この本を読む前と読んだ後では世界が少し違って見えるぐらい、ものすごく良い本です。まず、装丁が綺麗です。これ表紙がこの色以外にあと5種類ありまして、買うときに結構悩みます。僕は悲しみ=紫かなと思い、この色にしました。こういう作り手のちょっとした遊び心すごく好きです。
みんな自己啓発本とか買わないでこういう本読んだらいいのになぁって思うんですけどね。難しいですね。

さて、本の内容なんですが著者の若松さんが日経新聞に連載した25個のエッセイが収められています。
書評でも俵万智さんが書いてるんですが、若松さんは引用の達人です。宮澤賢治須賀敦子神谷美恵子ソクラテス小林秀雄石牟礼道子河合隼雄、、、あらゆる方々の言葉を引用しご自身の考えや思想を述べています。でも引用するってことは、その文章、言葉を本当に噛み砕いていないと出来ないですよね。そういうところが引用の達人と言われる所以なんでしょうね。

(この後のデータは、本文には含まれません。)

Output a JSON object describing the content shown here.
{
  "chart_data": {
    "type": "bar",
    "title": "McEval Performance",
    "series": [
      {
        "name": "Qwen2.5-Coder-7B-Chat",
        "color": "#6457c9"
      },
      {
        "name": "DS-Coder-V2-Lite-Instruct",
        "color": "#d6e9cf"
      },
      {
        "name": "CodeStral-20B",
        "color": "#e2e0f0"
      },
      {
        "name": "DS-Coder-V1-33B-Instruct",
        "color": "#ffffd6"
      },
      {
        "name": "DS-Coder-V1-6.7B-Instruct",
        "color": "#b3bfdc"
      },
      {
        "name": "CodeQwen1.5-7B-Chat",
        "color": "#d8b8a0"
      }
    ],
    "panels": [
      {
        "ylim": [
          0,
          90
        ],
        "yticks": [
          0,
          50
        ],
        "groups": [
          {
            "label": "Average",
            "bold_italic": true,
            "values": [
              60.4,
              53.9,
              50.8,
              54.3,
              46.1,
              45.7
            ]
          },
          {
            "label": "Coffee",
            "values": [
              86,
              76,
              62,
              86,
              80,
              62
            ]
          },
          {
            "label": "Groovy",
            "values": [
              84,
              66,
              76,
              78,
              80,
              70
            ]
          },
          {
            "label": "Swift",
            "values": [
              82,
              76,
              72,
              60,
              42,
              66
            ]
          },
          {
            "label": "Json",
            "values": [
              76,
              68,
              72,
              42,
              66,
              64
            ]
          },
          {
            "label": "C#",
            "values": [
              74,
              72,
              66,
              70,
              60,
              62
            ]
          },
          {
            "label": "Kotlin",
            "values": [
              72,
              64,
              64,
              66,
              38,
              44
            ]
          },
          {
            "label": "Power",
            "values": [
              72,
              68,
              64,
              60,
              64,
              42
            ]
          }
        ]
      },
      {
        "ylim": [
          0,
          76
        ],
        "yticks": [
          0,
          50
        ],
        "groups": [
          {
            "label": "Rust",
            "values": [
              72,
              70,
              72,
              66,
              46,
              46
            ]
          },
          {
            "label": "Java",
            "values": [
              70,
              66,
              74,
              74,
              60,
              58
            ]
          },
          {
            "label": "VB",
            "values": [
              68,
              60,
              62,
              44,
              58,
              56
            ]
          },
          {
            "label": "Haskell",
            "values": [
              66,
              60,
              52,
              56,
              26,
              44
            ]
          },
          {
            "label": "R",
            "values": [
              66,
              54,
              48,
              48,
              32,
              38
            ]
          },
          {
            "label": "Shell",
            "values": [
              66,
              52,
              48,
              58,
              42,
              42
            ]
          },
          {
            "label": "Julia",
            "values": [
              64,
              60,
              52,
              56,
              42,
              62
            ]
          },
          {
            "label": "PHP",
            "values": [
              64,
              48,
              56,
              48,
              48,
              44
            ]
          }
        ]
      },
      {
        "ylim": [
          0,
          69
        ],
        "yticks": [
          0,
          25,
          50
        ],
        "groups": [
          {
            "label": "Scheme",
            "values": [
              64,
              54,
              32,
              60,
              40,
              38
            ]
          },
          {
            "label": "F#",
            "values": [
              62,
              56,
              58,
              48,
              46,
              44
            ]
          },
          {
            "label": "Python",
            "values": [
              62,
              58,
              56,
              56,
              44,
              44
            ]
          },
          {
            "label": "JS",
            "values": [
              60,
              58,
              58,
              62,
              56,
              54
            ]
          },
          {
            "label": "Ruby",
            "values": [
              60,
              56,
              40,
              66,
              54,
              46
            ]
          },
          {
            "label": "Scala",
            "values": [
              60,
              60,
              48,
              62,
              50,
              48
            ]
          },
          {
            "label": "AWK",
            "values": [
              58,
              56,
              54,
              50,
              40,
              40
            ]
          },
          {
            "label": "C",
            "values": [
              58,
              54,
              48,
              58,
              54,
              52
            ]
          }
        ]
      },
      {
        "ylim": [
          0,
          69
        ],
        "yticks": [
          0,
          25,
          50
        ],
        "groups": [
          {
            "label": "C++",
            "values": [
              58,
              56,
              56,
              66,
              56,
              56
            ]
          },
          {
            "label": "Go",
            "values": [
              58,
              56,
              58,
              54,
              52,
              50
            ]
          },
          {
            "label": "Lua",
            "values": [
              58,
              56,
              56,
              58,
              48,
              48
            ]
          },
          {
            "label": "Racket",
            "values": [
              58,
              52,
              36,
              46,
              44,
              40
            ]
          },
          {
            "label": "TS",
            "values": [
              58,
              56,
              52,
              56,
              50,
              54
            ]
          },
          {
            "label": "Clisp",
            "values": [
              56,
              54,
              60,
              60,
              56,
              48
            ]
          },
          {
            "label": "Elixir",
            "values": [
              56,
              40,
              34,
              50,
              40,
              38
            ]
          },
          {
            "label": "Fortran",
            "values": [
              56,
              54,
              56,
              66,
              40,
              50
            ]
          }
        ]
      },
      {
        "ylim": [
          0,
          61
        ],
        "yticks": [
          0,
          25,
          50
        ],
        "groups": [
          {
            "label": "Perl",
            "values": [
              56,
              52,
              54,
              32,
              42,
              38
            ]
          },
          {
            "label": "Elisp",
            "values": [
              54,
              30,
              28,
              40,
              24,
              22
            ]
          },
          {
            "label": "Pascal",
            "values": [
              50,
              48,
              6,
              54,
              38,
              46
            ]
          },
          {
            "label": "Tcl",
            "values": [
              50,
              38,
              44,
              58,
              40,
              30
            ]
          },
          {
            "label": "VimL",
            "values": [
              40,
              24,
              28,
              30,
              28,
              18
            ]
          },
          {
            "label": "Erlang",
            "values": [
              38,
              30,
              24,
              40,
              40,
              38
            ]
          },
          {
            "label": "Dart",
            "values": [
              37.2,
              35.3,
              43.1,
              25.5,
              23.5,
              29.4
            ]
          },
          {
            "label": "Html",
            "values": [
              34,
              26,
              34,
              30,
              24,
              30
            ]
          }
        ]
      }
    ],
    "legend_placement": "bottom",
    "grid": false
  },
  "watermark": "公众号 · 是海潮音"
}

本の中にすごく心に突き刺さる文があったので紹介させてください。
水俣病で亡くなった坂本きよ子さんという女性の母が、作家の石牟礼道子さんに宛てた言葉です。若松さんは「少し長いが、できれば、声に出して、ゆっくり読んで頂きたい。一度ではなく二度、読んで頂きたい。」と書いています。

きよ子は手も足もよじれてきて、手足が縄のようによじれて、わが身を縛っておりましたが、見るのも辛うして。
 それがあなた、死にました年でしたが。桜の花の散ります頃に。私がちょっと留守をしとりましたら、縁側に転げ出て、縁から落ちて、地面に這うとりましたですよ。驚いて駆け寄りましたら、かなわん指で、桜の花びらば拾おうとしよりましたです。曲がった指で地面ににじりつけて、肘から血ぃ出して、「おかしゃん、はなば」ちゅうて、花びらば指すとですもんね。花もあなた、かわいそうに、地面ににじりつけられて。
 何の恨みも言わじゃった嫁入り前の娘が、たった一枚の桜の花びらば拾うのが、望みでした。それであなたにお願いですが。文ば、チッソの方々に、書いて下さいませんか。いや、世間の方々に。桜の時期に、花びらば一枚、きよ子のかわりに、拾うてやっては下さいませんでしょうか。花の供養に。

偽善者とか言われるかもしれないですけど、僕は何度も読み返しては涙を流しました。この文を打っている今も泣きそうです。突き刺さります。
忘れたくないです。こういう人が居たこと、この文章、言葉が持つ強さ。これからも言葉とともに生きていきたいです。

この本が皆さまの目に触れますよう祈っています。